Basia zdrówka, co by infekcja się nie rozwinęła.
Gosieńka u Ciebie to prawdziwy dom otwarty, dziecko jedno na drugie zamieniasz;-) Fajnie, że spotkanie udane.
Wronia jak tam na działeczce? Jaki ten ZUS szybki;-), szkoda, że w tylko w takich kwestiach.
Agnieszka a czas na kawkę w grafiku masz? Ja książki prze neta zamówię, resztę rzeczy chyba też, jedynie plecak bym chciała pomacać. Z Herlitza mi się podobają, tylko nie należą do najtańszych, więc chce ocenić czy warte swojej ceny.
Aniez przez to, że później do pracy wychodzisz nie musisz dłużej zostawać mam nadzieje.

Problem jeśli chodzi o diagnozę Karen w tym, że to niestety nie jeden vet. Neurolog, który sugerował operację oraz chirurg ją wykonujący rozkładają ręce, po prostu nie wiedzą jaki jest powód tego, że ona nie chodzi o podwija łapy.
Zobaczymy co powie nowy vet.
W przyszłym tygodniu B Karen przywiezie, liczymy, że może na starych śmieciach się rozrusza.
 
To ja drugie miejsce na podium zajmuje :-) niestety Aśka mnie wyprzedziła , ale 3 miejsce też dobre ;-)

Synuś na obóz pojechał :-( Helka histerię odstawiła bo brat miał w domu zostać, płakała przez 15 minut a potem stwierdziła że ona jednak będzie dzielna ;-)

Chatę z grubsza na dole ogarnęłam , ale tylko z grubsza bo podłóg już mi się myć nie chciało;-) poczekam na panią Krysię która mi je umyje ( mój małżon ciągle się ze mnie nabija , że w domu siedzę i seriale oglądam a wirtualna pani Krysia wszystko w domu robi :-D) No i zmywanie na mojej głowie :-(a w weekend było tak fajnie ;-)

Ku mojemu wielkiemu zaskoczeniu :szok: @ dzisiaj przylazła z tygodniowym wyprzedzeniem :szok: w sumie się nie dziwię bo od kilku dni byłam nie do zniesienia ;-)

Agnieszka super że impreza udana :tak: czyli wakacje będziesz miała spokój bo dwójeczka w przedszkolu :tak: W tyłek dostaniesz bo przez ciebie mi się o chwastach przypomniało :-D ale na bank się w tym tygodniu się z nimi nie rozprawię;-) obawiam się że lenistwo jest zaraźliwe :-D

Aniam tak to jest że nasze dzieciaki się przywiązują ale masz rację do Wawki niedaleko gorzej by było jakbyś musiała ze 100 km śmigać coby dzieciaki miały się zobaczyć;-)
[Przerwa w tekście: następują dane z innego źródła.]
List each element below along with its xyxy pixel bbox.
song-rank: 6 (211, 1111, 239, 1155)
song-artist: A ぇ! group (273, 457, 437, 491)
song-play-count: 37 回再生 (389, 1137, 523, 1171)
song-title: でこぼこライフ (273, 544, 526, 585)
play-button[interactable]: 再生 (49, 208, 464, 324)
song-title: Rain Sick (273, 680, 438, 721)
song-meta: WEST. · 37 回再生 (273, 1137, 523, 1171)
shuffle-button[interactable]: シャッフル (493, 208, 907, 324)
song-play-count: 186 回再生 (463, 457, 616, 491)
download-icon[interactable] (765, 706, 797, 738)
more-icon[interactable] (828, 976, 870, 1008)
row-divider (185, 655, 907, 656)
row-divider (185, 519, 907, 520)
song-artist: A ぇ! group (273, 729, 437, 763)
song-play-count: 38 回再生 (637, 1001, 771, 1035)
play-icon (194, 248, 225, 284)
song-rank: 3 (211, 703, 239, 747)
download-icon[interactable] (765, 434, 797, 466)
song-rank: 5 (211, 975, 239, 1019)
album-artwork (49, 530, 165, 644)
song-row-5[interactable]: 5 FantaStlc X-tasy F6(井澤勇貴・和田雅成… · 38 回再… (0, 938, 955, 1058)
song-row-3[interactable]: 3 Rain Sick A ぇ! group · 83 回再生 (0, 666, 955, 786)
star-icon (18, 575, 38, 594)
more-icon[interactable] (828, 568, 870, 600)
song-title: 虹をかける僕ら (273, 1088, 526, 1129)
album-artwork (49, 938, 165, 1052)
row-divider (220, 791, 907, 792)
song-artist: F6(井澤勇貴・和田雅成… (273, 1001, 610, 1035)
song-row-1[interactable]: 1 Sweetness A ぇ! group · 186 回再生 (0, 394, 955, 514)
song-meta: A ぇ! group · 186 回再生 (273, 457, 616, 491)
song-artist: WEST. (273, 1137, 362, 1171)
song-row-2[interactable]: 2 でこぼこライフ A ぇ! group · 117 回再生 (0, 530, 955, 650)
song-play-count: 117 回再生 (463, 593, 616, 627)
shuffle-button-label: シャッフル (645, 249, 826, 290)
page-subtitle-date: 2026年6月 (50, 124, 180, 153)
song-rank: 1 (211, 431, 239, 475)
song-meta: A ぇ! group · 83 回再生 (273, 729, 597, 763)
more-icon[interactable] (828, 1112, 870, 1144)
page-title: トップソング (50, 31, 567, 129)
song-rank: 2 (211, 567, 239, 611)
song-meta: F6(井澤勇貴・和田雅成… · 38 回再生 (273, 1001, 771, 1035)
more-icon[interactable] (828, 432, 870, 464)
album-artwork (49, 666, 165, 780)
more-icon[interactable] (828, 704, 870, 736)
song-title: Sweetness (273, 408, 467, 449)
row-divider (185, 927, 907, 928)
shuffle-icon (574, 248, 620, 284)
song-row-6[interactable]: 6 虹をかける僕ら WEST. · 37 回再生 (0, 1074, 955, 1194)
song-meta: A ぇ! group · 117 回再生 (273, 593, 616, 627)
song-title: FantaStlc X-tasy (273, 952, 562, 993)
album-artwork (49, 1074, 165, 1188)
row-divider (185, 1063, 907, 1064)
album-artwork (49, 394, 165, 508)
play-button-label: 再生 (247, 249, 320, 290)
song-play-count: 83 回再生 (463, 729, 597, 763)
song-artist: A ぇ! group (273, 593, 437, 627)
Aniez proszę mi tu ludzi nie straszyć że u nas się tyje :-p;-) po wakacjach będziemy się martwić naszymi mini oponkami :-) zaznaczam mini :-D Myślę że Bartuś się mega dotlenił dlatego tak smacznie śpi:tak:

Anna super że sobie humor zakupami poprawiłaś:tak: Jeśli mogę ci polecić plecaki to moi chłopcy mieli z firmy Hama, niestety też drogie , ale Emil miał go trzy lata i spokojnie jeszcze jedno dziecko może go ponosić a wiesz że chłopcy to delikatnie się z nim nie obchodzili ;-) można kupić w zestawie z wyposażonym piórnikiem, workiem na kapcie, portfelikiem i małym piórnikiem :tak: Super mają wzory, plecak lekki a wiadomo teraz dzieci mają dużo książek :no: i ma wszystkie atesty , naprawdę polecam :tak:

Miłego dnia idę po kawę bo nic mi się niem chce :zawstydzona/y:
 
gosienko koniecznie wrzuć ten przepis bo na samą myśl mi ślinka leci!:tak::-D
annaoj widzisz jak czas szybko leci jeszcze troszeczkę i Wiktor będzie z wami
aniez potrafisz zareklamować gosienkę ;-) wy to jesteście rodzinka mega zwiedzająca każdy weekend na innym końcu polski super że portaficie się tak zorganizować :tak:

muszę się pochwalić że moja szwagierka urodziła w piątek małego Igorka 2680g i 51cm kruszyneczka , dzisiaj wychodzą do domu.
 
Annaoj a jakże! Czas na kawę i książkę jest :tak: Co do książek to juz zakupiłam i 270 zł nie moje...dobrze że miałam ten rabat bo był zapłaciła prawie 320 zł :no: masakra. Czeka nas jeszcze zakup plecaka (tu absolutnie nie mam pomysłu ale wiem że nie chcę tornistra bo to cholerstwo strasznie ciężkie jest) i worka kapcie no i stroju na wf jakiegoś ale to już w sierpniu bo zbankrutuję w lipcu :-p Piórnik i pojemnik na kanapkę dostał na urodzinki wczoraj od koleżanki :-D przynajmniej tyle mi odpadnie :-p :-D
Gosieńko ja planuje w tym tygodniu chwasty pokonać bo od miesiąca nie tknęłam i mi truskawki zarosły :dry:

Dzisaj wydałam ponad 200 zł na uzupełnienie garderoby M. i J. masakra :no: a wyboru bluzek na ramiączkach dla J. już zadnego...ostanie 3 szt. zakupiłam. Cud że były :no: porażka normalnie...
M. pięknie w przedszkolu dzisiaj się czuł. Zjadł caluteńki obiad i podwieczorek. Pospał godzinkę po obiedzie :szok: Trochę próbował ciocie owinąć sobie wokół palca ale mu nie wyszło :-D Ale zadowolony i uśmiechnięty wyszedł z sali :-)
Zaraz się zabieram za nastawianie na obiad.
 
witam

dzisiaj dzień jak co dzień mały w przedszkolu a my w pacy tylko nasze autko znowu w warsztacie :wściekła/y: padło sprzęgło w Cytrynie no i poszło sobie znowu 600 zł:no: coś za nic nie możemy zaoszczędzić
Na szczęście mały zdrowy a to najważniejsze:-)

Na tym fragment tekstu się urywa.